In the wake of the ruling from a federal judge this past Friday, San Francisco will not be able to clear out the large number of homeless encampments scattered around the city because it has not yet offered proper shelter to the inhabitants of the encampments.
Officials from the city have been carrying out sweeps in which it confiscated the tents and other belongings of the homeless population living in a number of tent cities until Magistrate Judge Donna Ryu in the U.S. District Court in Oakland instituted an emergency order effectively banning the process from taking place, explained a report from the San Francisco Chronicle. The order was issued in the wake of a group of homeless plaintiffs slamming the city with a lawsuit about the practice taking place.
“Mayors cannot run cities this way,” exclaimed Mayor London breed. “We already have too few tools to deal with the mental illness we see on our streets. Now we are being told not to use another tool that helps bring people indoors and keeps our neighborhoods safe and clean for our residents.”
Ryu stated that the currently established laws for the city explain that it needs to offer shelter to these homeless people prior to stepping in to break up and clear out encampments, but in order to do so the city would be forced to set up multiple thousands of additional beds within shelters to meet the needed quota. Evidence was highlighted by Ryu that explained that the city routinely failed to make the offer of shelter prior to dismantling and clearing out these encampments while improperly taking or disposing of the belongings of the people living there, including items such as cellphones, medication, identification, and even prosthetic limbs.
"the stench from the bench is making me clench!" IT'S THE ACLU vermin who block cities from clearing homeless cesspools from our streets. ARREST THE ACLU lawyers as domestic terrorists. https://t.co/Aqf46aN9RY
— Michael Savage (@ASavageNation) December 24, 2022
Breed explained that a large number of the homeless people that had their encampments become the target of these cleanup efforts first refused assistance from the city. She stated that a number of them even own homes, but utilize the camps for “drug dealing, human trafficking, and other illegal activities.”
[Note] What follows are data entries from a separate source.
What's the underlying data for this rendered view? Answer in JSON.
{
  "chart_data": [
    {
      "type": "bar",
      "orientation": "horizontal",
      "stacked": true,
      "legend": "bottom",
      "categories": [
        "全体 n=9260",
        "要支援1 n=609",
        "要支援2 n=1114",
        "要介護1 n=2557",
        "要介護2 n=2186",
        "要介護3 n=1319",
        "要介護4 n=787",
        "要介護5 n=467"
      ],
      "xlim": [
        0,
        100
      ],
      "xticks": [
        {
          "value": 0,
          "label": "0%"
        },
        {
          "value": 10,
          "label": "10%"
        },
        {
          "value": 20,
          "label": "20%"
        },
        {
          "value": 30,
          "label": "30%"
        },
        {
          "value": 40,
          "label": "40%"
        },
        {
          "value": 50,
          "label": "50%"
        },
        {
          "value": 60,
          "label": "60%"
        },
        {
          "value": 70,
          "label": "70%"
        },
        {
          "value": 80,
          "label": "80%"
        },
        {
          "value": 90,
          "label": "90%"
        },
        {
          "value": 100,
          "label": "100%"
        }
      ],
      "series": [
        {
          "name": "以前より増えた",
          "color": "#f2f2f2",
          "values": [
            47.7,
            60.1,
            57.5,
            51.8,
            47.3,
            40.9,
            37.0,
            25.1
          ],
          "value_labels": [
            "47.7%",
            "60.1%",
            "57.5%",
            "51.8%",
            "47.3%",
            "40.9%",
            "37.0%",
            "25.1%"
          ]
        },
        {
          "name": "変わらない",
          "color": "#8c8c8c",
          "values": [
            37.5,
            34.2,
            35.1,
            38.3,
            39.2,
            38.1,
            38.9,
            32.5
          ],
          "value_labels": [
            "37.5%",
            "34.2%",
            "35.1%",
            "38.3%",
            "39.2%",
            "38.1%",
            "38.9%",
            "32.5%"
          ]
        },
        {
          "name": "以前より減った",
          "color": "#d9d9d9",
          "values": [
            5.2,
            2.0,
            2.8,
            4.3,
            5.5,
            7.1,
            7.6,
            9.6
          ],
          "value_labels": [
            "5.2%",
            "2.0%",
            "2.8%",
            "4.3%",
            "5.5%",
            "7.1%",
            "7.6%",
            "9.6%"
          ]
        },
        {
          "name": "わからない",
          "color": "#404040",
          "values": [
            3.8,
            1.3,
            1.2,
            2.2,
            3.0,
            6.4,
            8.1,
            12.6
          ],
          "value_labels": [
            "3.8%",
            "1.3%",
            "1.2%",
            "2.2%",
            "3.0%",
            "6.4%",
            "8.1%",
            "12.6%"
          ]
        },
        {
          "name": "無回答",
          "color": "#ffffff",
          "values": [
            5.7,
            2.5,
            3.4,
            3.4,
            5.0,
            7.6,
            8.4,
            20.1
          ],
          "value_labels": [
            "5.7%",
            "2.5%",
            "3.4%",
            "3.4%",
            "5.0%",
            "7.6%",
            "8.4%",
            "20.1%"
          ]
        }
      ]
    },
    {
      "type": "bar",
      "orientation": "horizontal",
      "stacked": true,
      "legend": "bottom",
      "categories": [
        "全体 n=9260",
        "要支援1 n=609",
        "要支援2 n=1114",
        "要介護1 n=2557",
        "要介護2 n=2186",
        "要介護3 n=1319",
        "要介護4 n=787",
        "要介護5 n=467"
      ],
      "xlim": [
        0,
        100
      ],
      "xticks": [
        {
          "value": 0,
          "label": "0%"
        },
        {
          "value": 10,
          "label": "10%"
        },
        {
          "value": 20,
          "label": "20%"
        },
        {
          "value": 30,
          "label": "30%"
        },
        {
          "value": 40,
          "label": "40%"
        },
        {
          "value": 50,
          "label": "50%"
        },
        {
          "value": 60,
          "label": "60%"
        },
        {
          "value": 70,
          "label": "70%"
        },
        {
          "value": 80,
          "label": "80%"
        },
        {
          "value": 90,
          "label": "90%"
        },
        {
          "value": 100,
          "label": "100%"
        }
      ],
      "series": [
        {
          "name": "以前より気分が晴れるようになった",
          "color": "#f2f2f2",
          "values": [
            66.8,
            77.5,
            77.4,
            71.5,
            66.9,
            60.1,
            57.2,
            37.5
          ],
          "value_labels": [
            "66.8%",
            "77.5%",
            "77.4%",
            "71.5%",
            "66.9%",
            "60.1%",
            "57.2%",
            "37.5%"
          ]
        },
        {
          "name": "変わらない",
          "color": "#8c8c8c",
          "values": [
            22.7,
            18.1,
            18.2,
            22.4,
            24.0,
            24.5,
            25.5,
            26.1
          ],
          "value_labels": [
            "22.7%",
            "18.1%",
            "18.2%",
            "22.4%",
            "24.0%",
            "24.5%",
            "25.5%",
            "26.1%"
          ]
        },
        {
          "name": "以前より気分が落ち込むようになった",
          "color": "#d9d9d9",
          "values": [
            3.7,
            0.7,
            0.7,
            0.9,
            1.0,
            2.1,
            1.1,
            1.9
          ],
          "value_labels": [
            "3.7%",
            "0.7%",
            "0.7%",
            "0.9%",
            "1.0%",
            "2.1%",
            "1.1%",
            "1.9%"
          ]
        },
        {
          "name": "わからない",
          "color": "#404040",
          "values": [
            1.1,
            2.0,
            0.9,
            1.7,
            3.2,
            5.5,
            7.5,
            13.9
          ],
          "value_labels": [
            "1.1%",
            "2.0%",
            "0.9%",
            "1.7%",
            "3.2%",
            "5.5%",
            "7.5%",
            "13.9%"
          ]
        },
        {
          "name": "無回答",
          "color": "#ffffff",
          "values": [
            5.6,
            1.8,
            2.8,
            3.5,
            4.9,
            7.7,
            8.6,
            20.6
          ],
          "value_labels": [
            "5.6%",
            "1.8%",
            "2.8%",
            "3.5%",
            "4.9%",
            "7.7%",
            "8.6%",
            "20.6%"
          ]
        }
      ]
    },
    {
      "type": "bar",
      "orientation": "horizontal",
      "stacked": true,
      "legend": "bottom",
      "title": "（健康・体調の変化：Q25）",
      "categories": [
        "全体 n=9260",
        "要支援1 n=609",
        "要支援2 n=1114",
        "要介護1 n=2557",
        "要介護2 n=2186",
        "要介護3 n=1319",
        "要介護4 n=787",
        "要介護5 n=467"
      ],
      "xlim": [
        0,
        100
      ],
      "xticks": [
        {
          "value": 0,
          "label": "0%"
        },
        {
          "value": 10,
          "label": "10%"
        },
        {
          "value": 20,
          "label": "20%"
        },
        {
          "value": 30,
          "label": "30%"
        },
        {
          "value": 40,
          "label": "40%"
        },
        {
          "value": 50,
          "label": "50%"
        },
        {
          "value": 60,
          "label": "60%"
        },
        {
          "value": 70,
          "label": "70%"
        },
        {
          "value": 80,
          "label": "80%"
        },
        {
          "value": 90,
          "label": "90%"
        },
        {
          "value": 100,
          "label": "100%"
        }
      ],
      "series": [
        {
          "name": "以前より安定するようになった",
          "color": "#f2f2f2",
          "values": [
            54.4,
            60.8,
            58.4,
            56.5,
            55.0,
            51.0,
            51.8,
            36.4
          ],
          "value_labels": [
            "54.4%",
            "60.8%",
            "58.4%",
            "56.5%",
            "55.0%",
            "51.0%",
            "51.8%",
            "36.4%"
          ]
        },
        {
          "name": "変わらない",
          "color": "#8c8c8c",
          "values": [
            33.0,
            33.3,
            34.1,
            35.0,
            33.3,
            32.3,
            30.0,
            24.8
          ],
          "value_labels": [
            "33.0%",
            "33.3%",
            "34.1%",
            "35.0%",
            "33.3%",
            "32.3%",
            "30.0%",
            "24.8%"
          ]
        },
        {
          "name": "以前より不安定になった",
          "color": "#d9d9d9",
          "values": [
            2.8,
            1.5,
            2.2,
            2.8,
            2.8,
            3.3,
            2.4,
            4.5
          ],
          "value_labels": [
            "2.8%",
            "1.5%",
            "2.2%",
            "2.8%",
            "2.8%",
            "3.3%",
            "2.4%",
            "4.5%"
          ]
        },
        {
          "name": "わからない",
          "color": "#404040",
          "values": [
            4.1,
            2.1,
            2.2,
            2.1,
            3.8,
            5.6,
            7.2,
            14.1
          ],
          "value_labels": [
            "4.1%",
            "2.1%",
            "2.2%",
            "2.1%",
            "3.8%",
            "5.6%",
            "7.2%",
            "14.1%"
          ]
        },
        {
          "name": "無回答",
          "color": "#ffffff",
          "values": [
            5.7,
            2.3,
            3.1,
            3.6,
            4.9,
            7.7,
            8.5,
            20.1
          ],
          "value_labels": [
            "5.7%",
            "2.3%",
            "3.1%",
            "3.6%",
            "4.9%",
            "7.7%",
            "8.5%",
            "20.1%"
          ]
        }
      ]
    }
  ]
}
Legal representation for the city claimed that the homeless people were given fair notice of when the camps are slated for clearing, are given offers of assistance, and are only made to leave if they choose to not go along with the offered alternative housing. San Francisco has roughly 7,800 homeless people and the officials for the city have expressed acknowledgment that it does not have the needed number of shelters to effectively accommodate the total number of homeless.